Les catastrophes naturelles plongent le Lloyd’s dans le rouge
Alors que la saison des ouragans aux Etats-Unis n’en n’est qu’à mi-chemin, l’impact financier des catastrophes naturelles s’est d’ores et déjà fait sentir sur le marché de l’assurance londonienne. Au cours d’un premier semestre 2011 qualifié de plus coûteux pour l’industrie de l’assurance à ce jour, le Lloyd’s a enregistré des pertes imposables de 697 millions de livres (774 millions d’euros) à fin juin, conséquence des catastrophes naturelles en Australie, Nouvelle-Zélande, Japon et aux Etats-Unis. Au total, le marché a dû procéder à des indemnisations de 6,7 milliards de livres au cours du semestre.
Son volume des primes est resté stable à 13,5 milliards de livres, alors que son ratio combiné, qui mesure la rentabilité des acteurs de l’assurance, est tombé dans le rouge avec un taux de 113,3% (un ratio supérieur à 100 signifie que le marché est en perte, ndlr). Le Lloyd’s a cependant indiqué avoir fait mieux que ses pairs, le marché bermudien ayant enregistré un taux de 117%, contre 116% pour les réassureurs américains.
Le Lloyd’s a également enregistré une baisse de ses retours sur investissement en raison de taux d’intérêt particulièrement bas aux Etats-Unis, au Royaume-Uni et dans la zone euro : avec 548 millions de livres - soit 608 millions d’euros comparé à 597 millions de livres une année auparavant, l’institution tricentenaire n’est pas parvenue à apaiser la volatilité des marchés financiers. Luke Savage, directeur financier du Lloyd’s de Londres, a estimé qu’il n’y avait pas de «perspective raisonnable de réaliser des revenus d’investissement décents sur le moyen terme».

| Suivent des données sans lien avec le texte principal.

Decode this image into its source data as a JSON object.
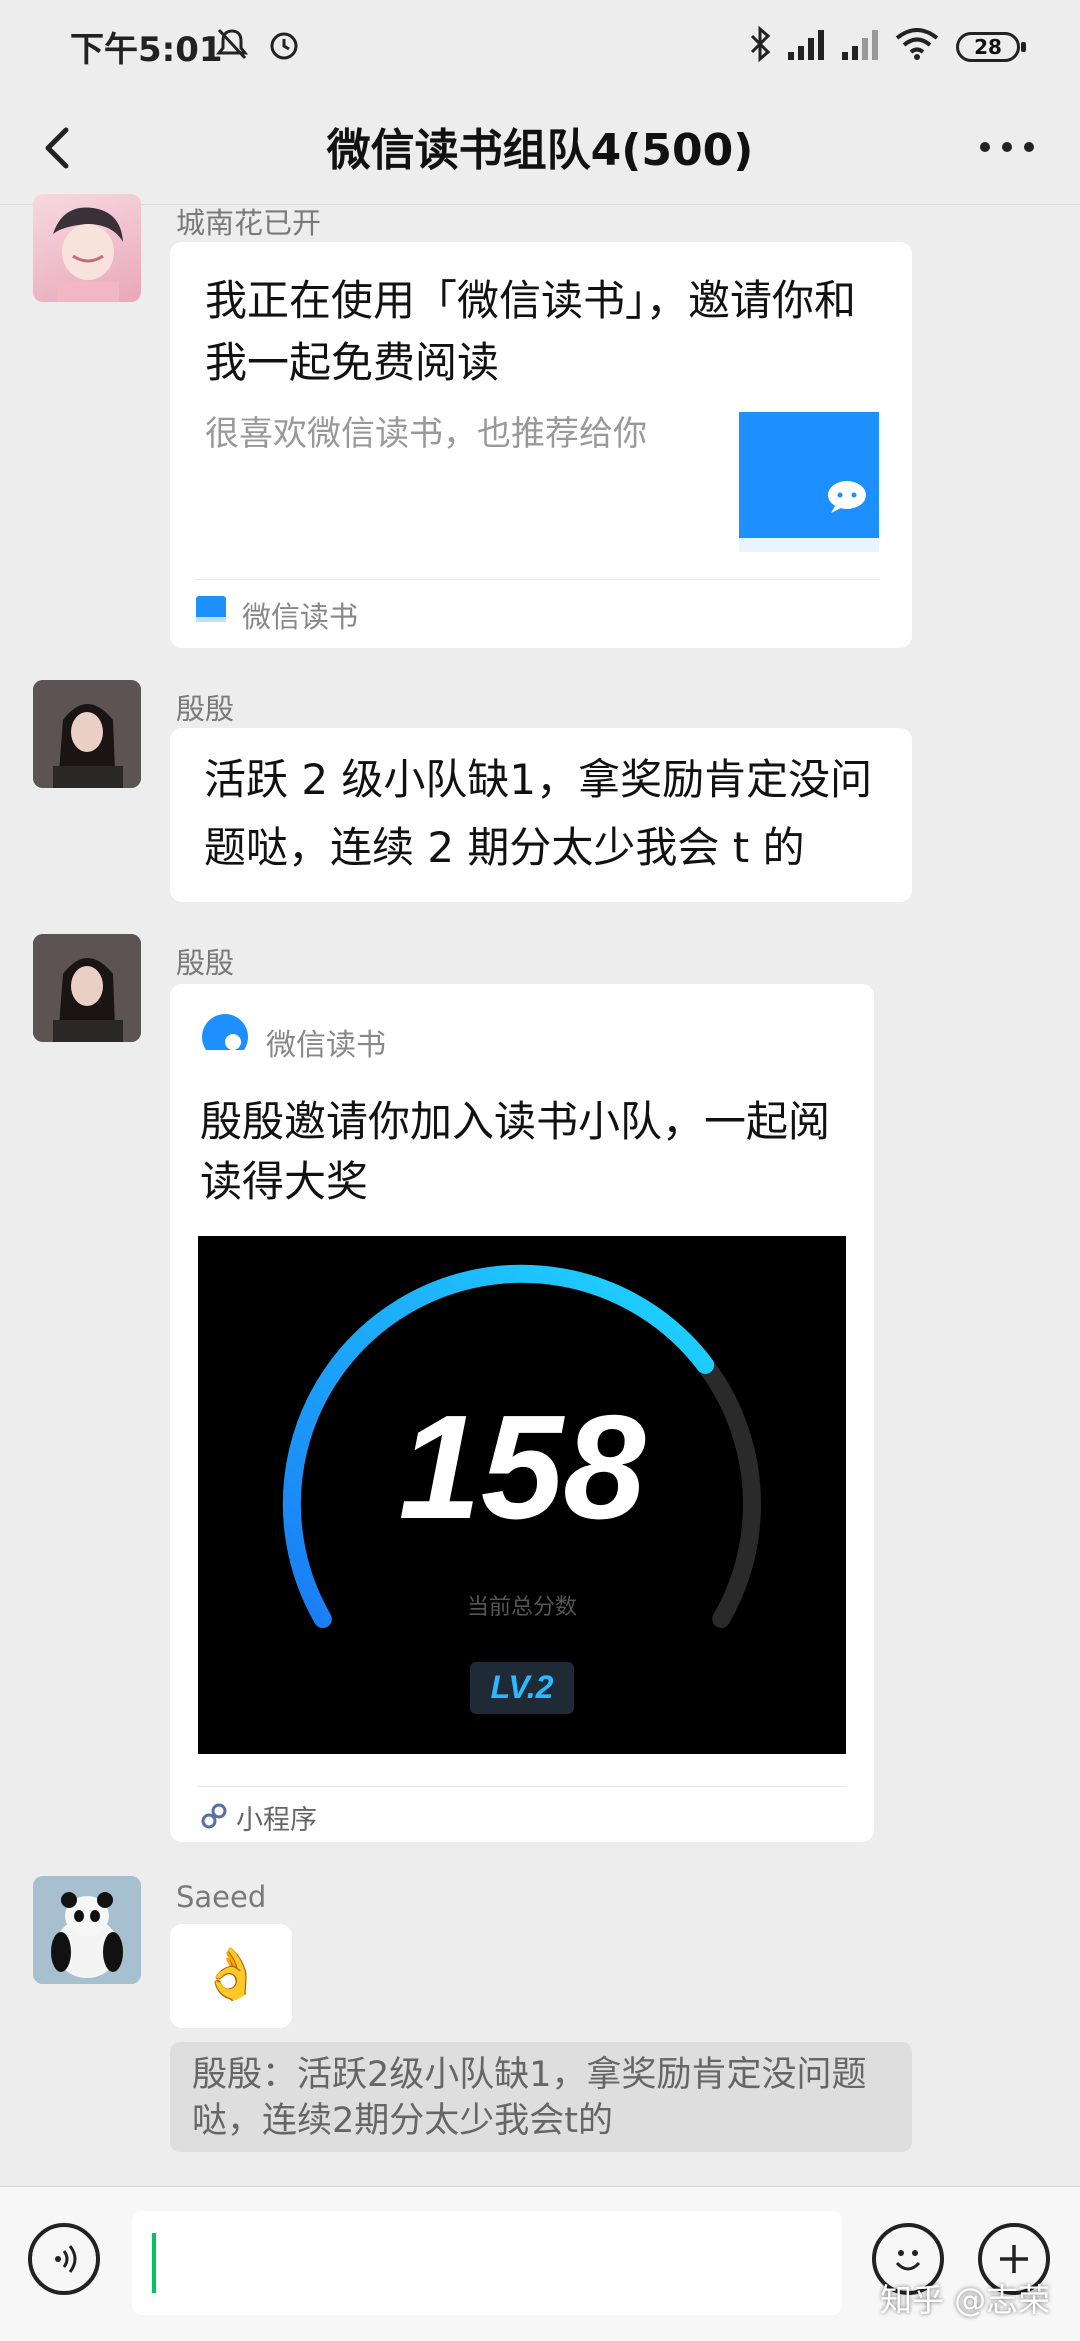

Le marché de l’assurance a également indiqué avoir cessé de faire des dépôts dans un certain nombre de banques situées dans les économies périphériques de la zone euro, sans citer d’établissements spécifiques. Au-delà de ces mesures de précaution, le marché s’est dit néanmoins suffisamment robuste pour supporter l’indemnisation d’éventuelles catastrophes naturelles à venir, en raison de réserves qui s’élèvent à hauteur de 57 milliards de livres. Mais 2011 s’annonce d’ores et déjà la deuxième année la plus coûteuse jamais enregistrée par l’industrie de l’assurance.